Murphy also stressed Tuesday his goal of legalizing recreational marijuana, which he says would generate $300 million in annual revenue. His efforts to advance the legalization of cannabis has met some resistance, with some lawmakers asking for more time to study the issue that could potentially delay its implementation after the 2019 fiscal year takes effect.

Murphy’s proposal to increase the sales tax to 7% came after Nuveen Asset Management released a report saying that a new 6.625% reduced sales tax that took effect on Jan. 1 “endangers” annual pension funding gains. State officials have estimated that by the 2021 fiscal year, its general fund would receive $1 billion less in revenue from the tax reductions, which Nuveen said will be a barrier toward the state’s plan of getting back to a fully funded pension system for the 2023 fiscal year.

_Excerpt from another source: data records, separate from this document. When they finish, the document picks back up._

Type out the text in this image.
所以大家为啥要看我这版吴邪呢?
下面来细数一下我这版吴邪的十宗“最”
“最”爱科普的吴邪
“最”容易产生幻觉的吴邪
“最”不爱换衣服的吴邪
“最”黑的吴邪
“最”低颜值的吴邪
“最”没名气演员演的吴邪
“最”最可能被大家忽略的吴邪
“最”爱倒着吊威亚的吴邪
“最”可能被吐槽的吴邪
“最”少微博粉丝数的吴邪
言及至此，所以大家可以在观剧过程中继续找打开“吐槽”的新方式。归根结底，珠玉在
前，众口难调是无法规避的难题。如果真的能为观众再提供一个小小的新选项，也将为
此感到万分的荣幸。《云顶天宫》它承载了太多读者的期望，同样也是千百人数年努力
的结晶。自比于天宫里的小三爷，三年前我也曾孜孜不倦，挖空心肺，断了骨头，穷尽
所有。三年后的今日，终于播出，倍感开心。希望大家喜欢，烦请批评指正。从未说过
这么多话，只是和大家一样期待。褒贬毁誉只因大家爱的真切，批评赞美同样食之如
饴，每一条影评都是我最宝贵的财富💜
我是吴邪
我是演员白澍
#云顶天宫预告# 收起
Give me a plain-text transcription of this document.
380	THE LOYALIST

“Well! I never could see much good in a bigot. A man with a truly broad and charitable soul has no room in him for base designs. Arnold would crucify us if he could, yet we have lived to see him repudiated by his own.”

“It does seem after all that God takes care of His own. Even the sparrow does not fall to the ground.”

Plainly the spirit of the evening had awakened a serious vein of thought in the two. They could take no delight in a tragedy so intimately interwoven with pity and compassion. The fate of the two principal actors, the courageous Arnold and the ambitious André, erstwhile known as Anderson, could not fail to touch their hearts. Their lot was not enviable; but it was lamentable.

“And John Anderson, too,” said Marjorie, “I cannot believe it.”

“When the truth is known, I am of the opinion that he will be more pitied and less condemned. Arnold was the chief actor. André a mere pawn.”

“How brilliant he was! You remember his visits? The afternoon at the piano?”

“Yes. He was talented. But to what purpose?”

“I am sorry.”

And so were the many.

“The governor’s campaign goals such as instituting tuition-free community college and increasing funding for school districts will compete with rising pension costs,” said Nuveen senior research analyst Kristen DeJong in her report. “Should the state deviate from its planned pension funding increases, it would likely result in its credit rating falling into the BBB range.”

Murphy said only 1% of the proposed budget is comprised of one-shot revenues. He has until June 30 to get a spending plan approved by the legisalture before the 2019 fiscal year commences on July 1.